– Что-то случилось? – Детлеф впустил Давида в дом, коротко пожал ему руку и добавил с некоторой настороженностью: – Почему на ночь глядя?

– Меня по делам в ваш колхоз прислали, – ответил пасынок, стряхивая снег с валенок. – Вот напоследок и решил к вам заглянуть.

– Значит, и у вас уже знают про наше горе? – буркнул отчим, будто сам с собой, опуская взгляд.

– Ты о чем? – удивился Давид, нахмурив брови.

– Да про эту чертову коллективизацию, – пробормотал Детлеф, тяжело вздыхая.

– А что так грустно? – с неподдельным удивлением спросил Давид, пожимая плечами. – Работать вместе-то надежнее. Вы же сами видели, как у нас в совхозе все налажено.

Мария тем временем подошла к сыну, обняла его и, ни слова не говоря, помогла снять стеганку. Давид раскрыл свой вещмешок и с улыбкой вывалил на стол его содержимое: пачка конфет, пара банок консервов и два больших куска хозяйственного мыла.

– Может, в хозяйстве пригодится, – произнес он, протягивая мыло матери.

– Еще как пригодится! – всплеснула руками Мария, не скрывая радости. – Ты присаживайся за стол, я сейчас тебе супу налью.

Из соседней комнаты вышли трое сводных братьев. Их взгляд больше привлекали гостинцы Давида, чем он сам.

– Так вы уже вступили в колхоз? – спросил Давид, усаживаясь за стол.

– А нас разве спрашивали? – возмущенно бросил Детлеф. – Всех несогласных тюрьмой и конфискацией пугали.

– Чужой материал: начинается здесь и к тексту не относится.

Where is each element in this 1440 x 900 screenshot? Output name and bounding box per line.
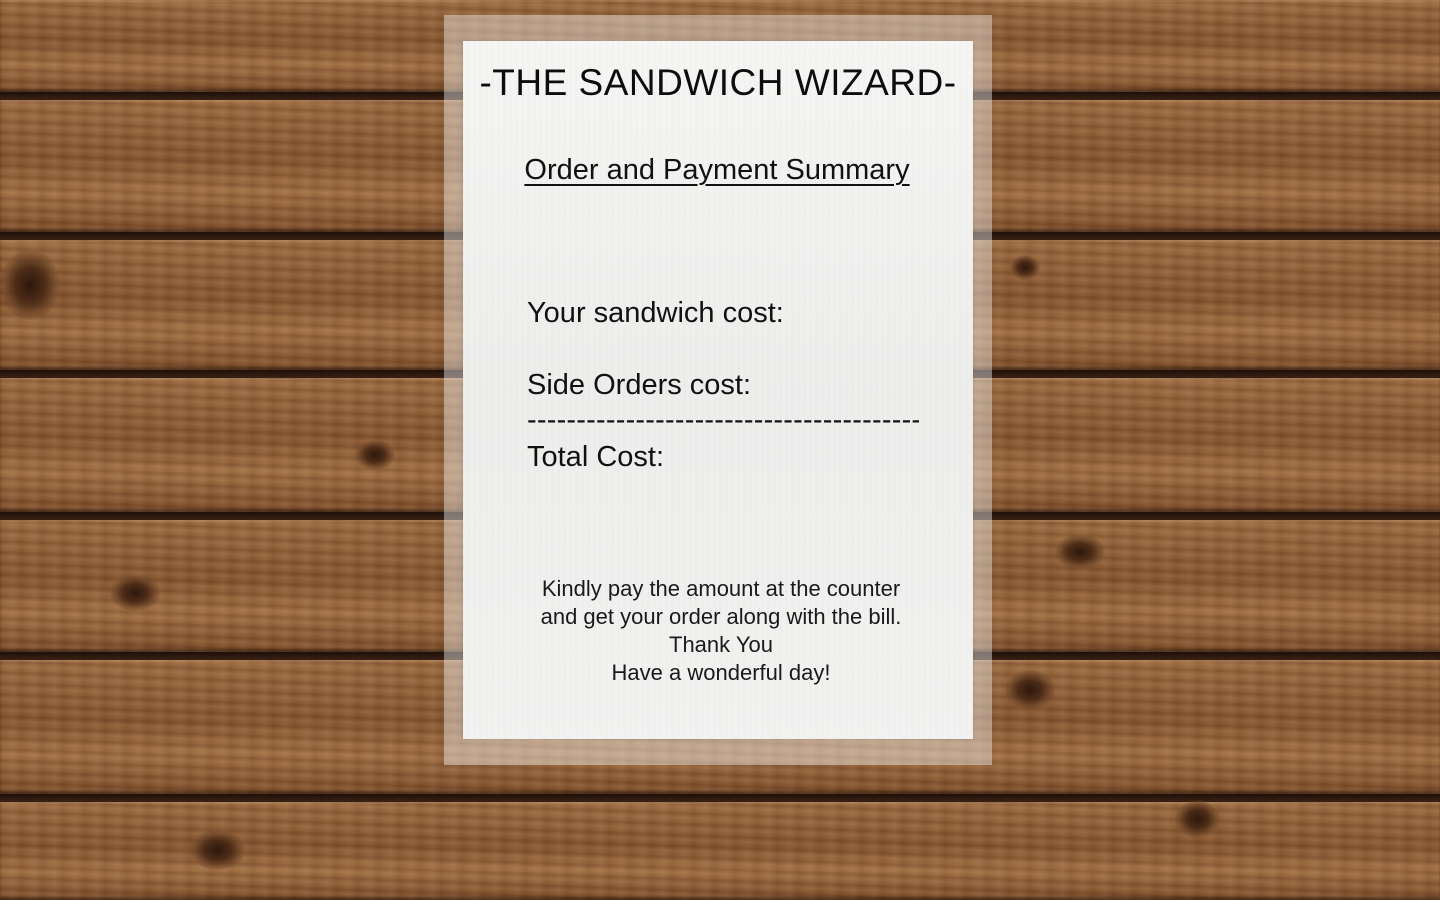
wood-knot <box>110 575 160 611</box>
sandwich-cost-label: Your sandwich cost: <box>527 297 784 329</box>
wood-knot <box>1005 670 1055 710</box>
wood-knot <box>0 250 60 320</box>
side-orders-cost-label: Side Orders cost: <box>527 369 752 401</box>
note-line: Thank You <box>669 632 773 657</box>
wood-knot <box>355 440 395 470</box>
payment-note: Kindly pay the amount at the counter and… <box>463 575 979 687</box>
wood-knot <box>1055 535 1105 569</box>
note-line: Have a wonderful day! <box>611 660 831 685</box>
wood-knot <box>1175 800 1220 838</box>
wood-knot <box>190 830 245 870</box>
brand-title: -THE SANDWICH WIZARD- <box>479 62 957 103</box>
plank-gap <box>0 794 1440 802</box>
summary-title: Order and Payment Summary <box>524 154 910 186</box>
note-line: and get your order along with the bill. <box>540 604 902 629</box>
total-divider: ----------------------------------------… <box>527 404 919 436</box>
summary-heading: Order and Payment Summary <box>463 154 971 187</box>
total-cost-label: Total Cost: <box>527 441 664 473</box>
wood-knot <box>1010 255 1040 280</box>
note-line: Kindly pay the amount at the counter <box>541 576 901 601</box>
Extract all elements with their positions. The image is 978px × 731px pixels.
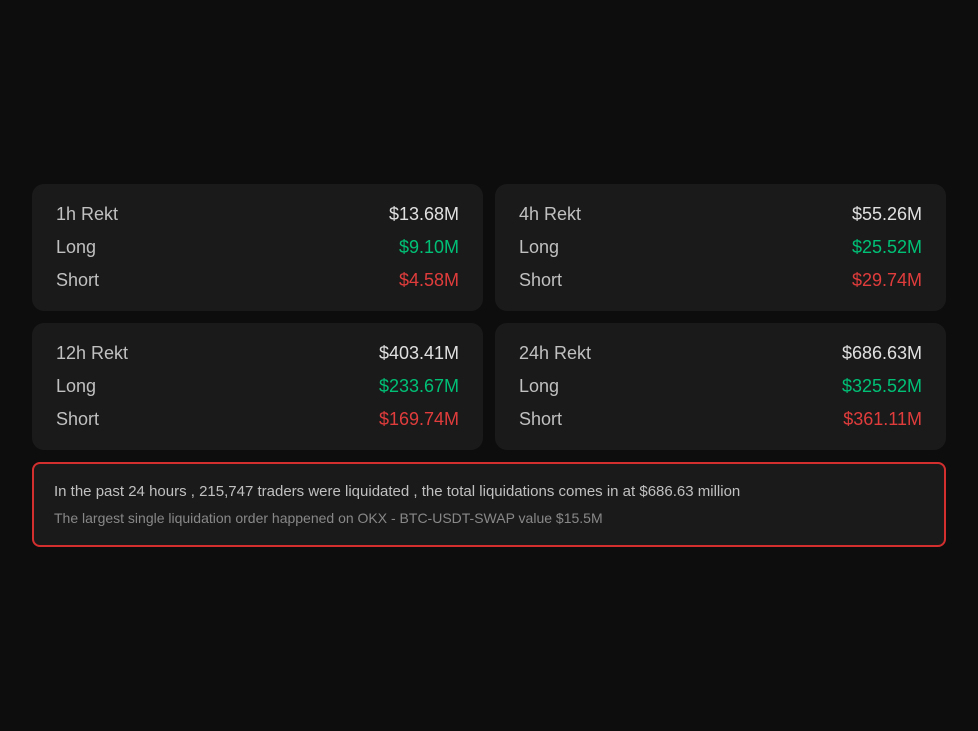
card-24h-short-label: Short xyxy=(519,409,562,430)
card-4h-title: 4h Rekt xyxy=(519,204,581,225)
card-24h-long-value: $325.52M xyxy=(842,376,922,397)
card-24h-short-value: $361.11M xyxy=(843,409,922,430)
card-24h-title-row: 24h Rekt $686.63M xyxy=(519,343,922,364)
card-12h-short-value: $169.74M xyxy=(379,409,459,430)
card-12h-short-row: Short $169.74M xyxy=(56,409,459,430)
card-12h-long-row: Long $233.67M xyxy=(56,376,459,397)
card-4h-long-label: Long xyxy=(519,237,559,258)
card-24h: 24h Rekt $686.63M Long $325.52M Short $3… xyxy=(495,323,946,450)
card-1h-title: 1h Rekt xyxy=(56,204,118,225)
card-12h-long-label: Long xyxy=(56,376,96,397)
card-12h: 12h Rekt $403.41M Long $233.67M Short $1… xyxy=(32,323,483,450)
card-1h: 1h Rekt $13.68M Long $9.10M Short $4.58M xyxy=(32,184,483,311)
card-4h-total: $55.26M xyxy=(852,204,922,225)
card-4h-long-row: Long $25.52M xyxy=(519,237,922,258)
card-12h-title: 12h Rekt xyxy=(56,343,128,364)
card-12h-short-label: Short xyxy=(56,409,99,430)
card-4h-short-label: Short xyxy=(519,270,562,291)
card-24h-title: 24h Rekt xyxy=(519,343,591,364)
main-container: 1h Rekt $13.68M Long $9.10M Short $4.58M… xyxy=(16,168,962,563)
info-box: In the past 24 hours , 215,747 traders w… xyxy=(32,462,946,547)
info-primary-text: In the past 24 hours , 215,747 traders w… xyxy=(54,480,924,504)
card-1h-short-value: $4.58M xyxy=(399,270,459,291)
card-1h-long-label: Long xyxy=(56,237,96,258)
card-4h-short-value: $29.74M xyxy=(852,270,922,291)
info-secondary-text: The largest single liquidation order hap… xyxy=(54,508,924,529)
card-1h-title-row: 1h Rekt $13.68M xyxy=(56,204,459,225)
card-4h-short-row: Short $29.74M xyxy=(519,270,922,291)
card-1h-short-label: Short xyxy=(56,270,99,291)
card-24h-short-row: Short $361.11M xyxy=(519,409,922,430)
card-4h-long-value: $25.52M xyxy=(852,237,922,258)
card-12h-total: $403.41M xyxy=(379,343,459,364)
card-24h-long-row: Long $325.52M xyxy=(519,376,922,397)
card-24h-total: $686.63M xyxy=(842,343,922,364)
card-24h-long-label: Long xyxy=(519,376,559,397)
card-4h-title-row: 4h Rekt $55.26M xyxy=(519,204,922,225)
card-1h-short-row: Short $4.58M xyxy=(56,270,459,291)
card-12h-long-value: $233.67M xyxy=(379,376,459,397)
card-1h-long-row: Long $9.10M xyxy=(56,237,459,258)
card-1h-total: $13.68M xyxy=(389,204,459,225)
card-4h: 4h Rekt $55.26M Long $25.52M Short $29.7… xyxy=(495,184,946,311)
stats-grid: 1h Rekt $13.68M Long $9.10M Short $4.58M… xyxy=(32,184,946,450)
card-12h-title-row: 12h Rekt $403.41M xyxy=(56,343,459,364)
card-1h-long-value: $9.10M xyxy=(399,237,459,258)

– Нам-то чего бояться, – вставила Мария. – У кузнецов никогда земли особой не было. Только огород, и то с десяток аршин.

– Дура ты, – не выдержал Детлеф. – Если все отдадут землю в колхоз, зачем тогда кузнец? Без своего хозяйства с голоду сдохнем!

Мария молча поставила перед сыном тарелку с супом.

"Пустые щи", – с разочарованием отметил Давид, едва взглянув на еле заметный слой капусты. За день он порядком проголодался.

Мария уловила его блуждающий взгляд и, тяжело вздохнув, тихо призналась:

– Мы снова голодаем. Картошку, что ты подарил на семена, до весны сохранить не удалось.

Давид почувствовал, как к горлу подступило сожаление. Он ругал себя за то, что не взял с собой хотя бы мешок овощей – в их совхозе этого было в избытке.

– В колхозе вам будет легче, – сказал он, стараясь говорить уверенно. – Если земли сложат вместе, без техники их не обработать. А где железо, там и кузнецы нужны.

Ответа не последовало. Никто не поддержал его слов, но и возражать не стали. Давид, чувствуя повисшую в комнате тишину, молча доел суп. Он чувствовал, что разговор не задался, и, кажется, затянулся дольше, чем хотелось.

Внезапно, сам для себя, он резко поднялся и сказал:

– Ну, знаете, мне пора.

В глубине души Давид надеялся, что отчим остановит его, начнет уговаривать остаться ночевать. Что сводные братья кинутся распрягать лошадь, а мать постелет ему теплую перину из пушистого гусиного пуха. Но ничего подобного не произошло.

Детлеф нехотя поднялся из-за стола, развел руки в стороны и сухо произнес:

– Ну, раз пора, то, конечно, надо ехать.

Затем, закурив папиросу и накинув полушубок, он вышел в сени, даже не взглянув на пасынка.

Мария растерянно посмотрела на сына. Она молчала, но в ее взгляде читалось бессилие. Один тяжелый вздох дал понять, что она в этом доме ничего не решает.

Давид почувствовал горечь, но не позволил себе показать это. Он хотел было обнять мать на прощание, почувствовать тепло ее рук. Однако, вместо этого, как-то неловко похлопал ее по плечу.

– До свидания, – сдержанно проговорил он и вышел на улицу.

Застоявшийся и продрогший конь рысцой понес сани прочь от дома, некогда дорогого сердцу юноши. Давид чувствовал, как холодный ветер пробирается под воротник, но не мог отвести взгляд от дома, постепенно исчезающего вдали.